Healing core wounds is a process that requires diligent work and commitment. Often the process feels overwhelming, but the rewards are worth the struggle.

Ben was on of those clients willing to dig in and stay the course. Although his marriage ended in divorce, he found a sense of peace and connection with himself that he'd never dreamed possible. Ben was able to address his deep-seated anger and heal his shame in healthy ways (the specifics of which we will discuss in later chapters). Ben no longer needed to use his sexualized anger to cover his shame core.

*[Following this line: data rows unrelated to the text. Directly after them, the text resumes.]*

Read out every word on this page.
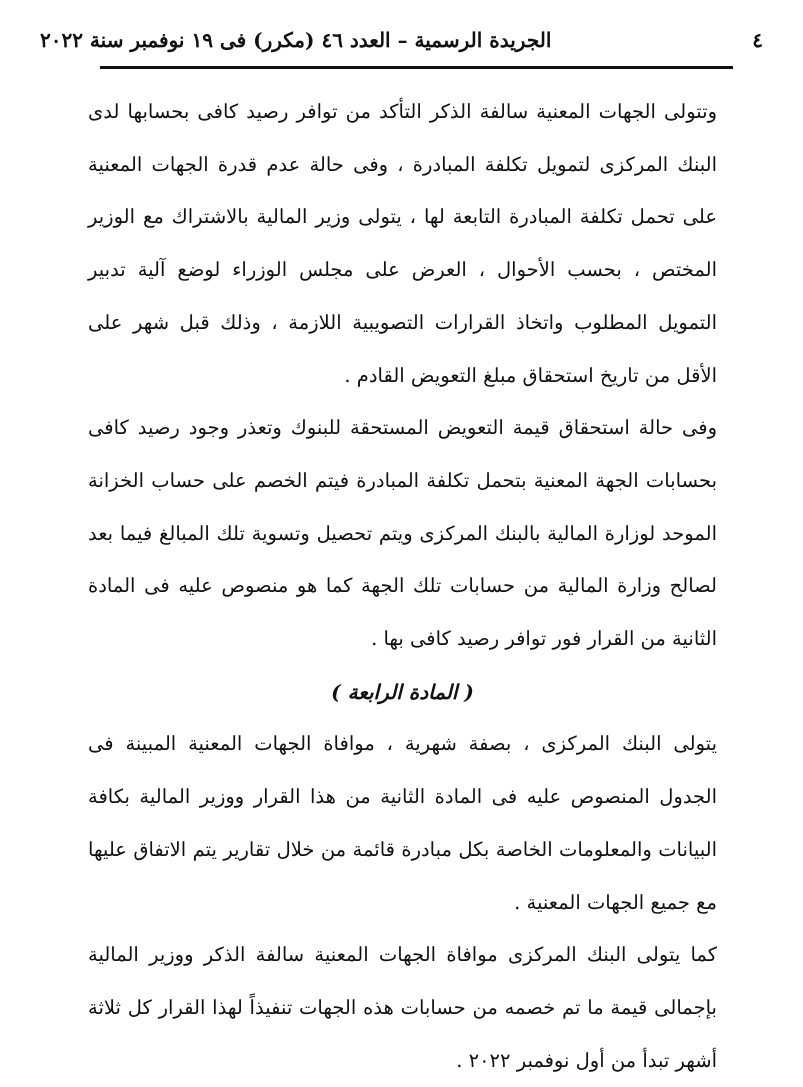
٤
الجريدة الرسمية – العدد ٤٦ (مكرر) فى ١٩ نوفمبر سنة ٢٠٢٢

وتتولى الجهات المعنية سالفة الذكر التأكد من توافر رصيد كافى بحسابها لدى البنك المركزى لتمويل تكلفة المبادرة ، وفى حالة عدم قدرة الجهات المعنية على تحمل تكلفة المبادرة التابعة لها ، يتولى وزير المالية بالاشتراك مع الوزير المختص ، بحسب الأحوال ، العرض على مجلس الوزراء لوضع آلية تدبير التمويل المطلوب واتخاذ القرارات التصويبية اللازمة ، وذلك قبل شهر على الأقل من تاريخ استحقاق مبلغ التعويض القادم .

وفى حالة استحقاق قيمة التعويض المستحقة للبنوك وتعذر وجود رصيد كافى بحسابات الجهة المعنية بتحمل تكلفة المبادرة فيتم الخصم على حساب الخزانة الموحد لوزارة المالية بالبنك المركزى ويتم تحصيل وتسوية تلك المبالغ فيما بعد لصالح وزارة المالية من حسابات تلك الجهة كما هو منصوص عليه فى المادة الثانية من القرار فور توافر رصيد كافى بها .

( المادة الرابعة )

يتولى البنك المركزى ، بصفة شهرية ، موافاة الجهات المعنية المبينة فى الجدول المنصوص عليه فى المادة الثانية من هذا القرار ووزير المالية بكافة البيانات والمعلومات الخاصة بكل مبادرة قائمة من خلال تقارير يتم الاتفاق عليها مع جميع الجهات المعنية .

كما يتولى البنك المركزى موافاة الجهات المعنية سالفة الذكر ووزير المالية بإجمالى قيمة ما تم خصمه من حسابات هذه الجهات تنفيذاً لهذا القرار كل ثلاثة أشهر تبدأ من أول نوفمبر ٢٠٢٢ .
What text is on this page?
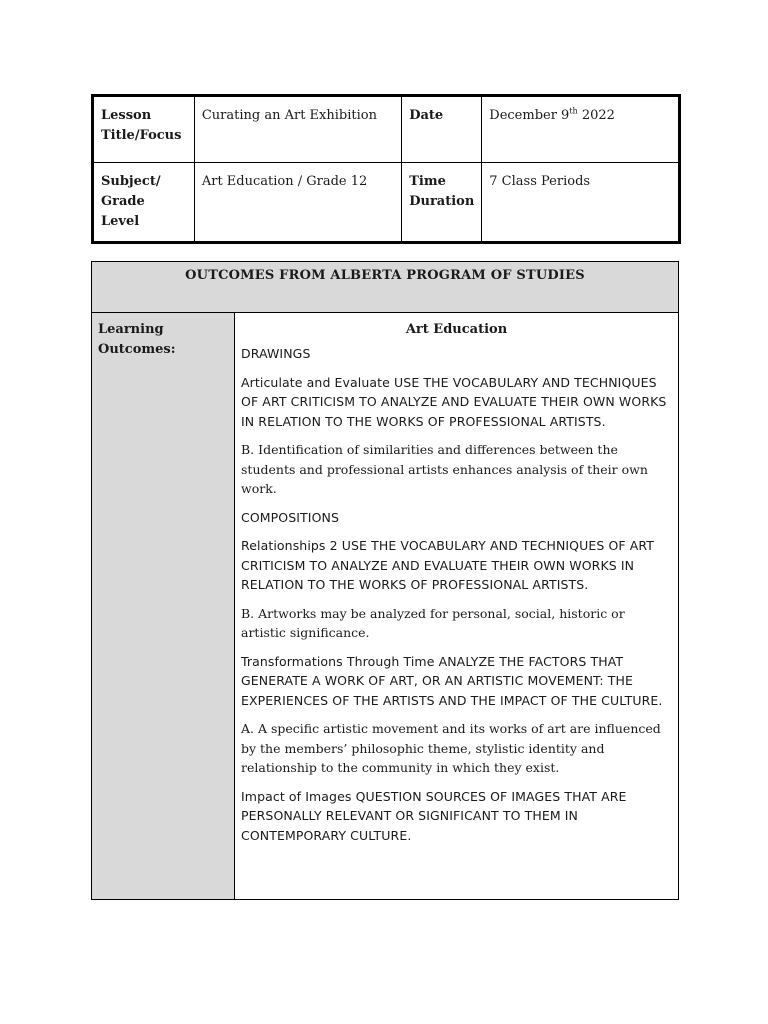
Lesson Title/Focus	Curating an Art Exhibition	Date	December 9th 2022
Subject/ Grade Level	Art Education / Grade 12	Time Duration	7 Class Periods
OUTCOMES FROM ALBERTA PROGRAM OF STUDIES
Learning Outcomes:	
Art Education

DRAWINGS

Articulate and Evaluate USE THE VOCABULARY AND TECHNIQUES OF ART CRITICISM TO ANALYZE AND EVALUATE THEIR OWN WORKS IN RELATION TO THE WORKS OF PROFESSIONAL ARTISTS.

B. Identification of similarities and differences between the students and professional artists enhances analysis of their own work.

COMPOSITIONS

Relationships 2 USE THE VOCABULARY AND TECHNIQUES OF ART CRITICISM TO ANALYZE AND EVALUATE THEIR OWN WORKS IN RELATION TO THE WORKS OF PROFESSIONAL ARTISTS.

B. Artworks may be analyzed for personal, social, historic or artistic significance.

Transformations Through Time ANALYZE THE FACTORS THAT GENERATE A WORK OF ART, OR AN ARTISTIC MOVEMENT: THE EXPERIENCES OF THE ARTISTS AND THE IMPACT OF THE CULTURE.

A. A specific artistic movement and its works of art are influenced by the members’ philosophic theme, stylistic identity and relationship to the community in which they exist.

Impact of Images QUESTION SOURCES OF IMAGES THAT ARE PERSONALLY RELEVANT OR SIGNIFICANT TO THEM IN CONTEMPORARY CULTURE.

Sexual addiction has primarily been seen as a male disorder; this is due to cultural stereotype that sex addicts are, among other things, perverted, deviant, or over-sexed men. Given the perception, identifying women as sex addicts is often perceived, both in personal and professional realms, as inapplicable.

Further complicating this diagnostic block is the fact that the mental health field does not officially recognize sexual addiction as a mental "disorder," meaning it is not listed in the Diagnostic Statistical Manual of Mental Disorders, the manual used to diagnose or evaluate individual's behaviors.

Without a "legitimized" diagnosis for sexual addiction, some mental health practitioners question its validity. This situation leaves the probability that those who are suffering will be diagnosed or treated for the disease -- a disease that can be fatal.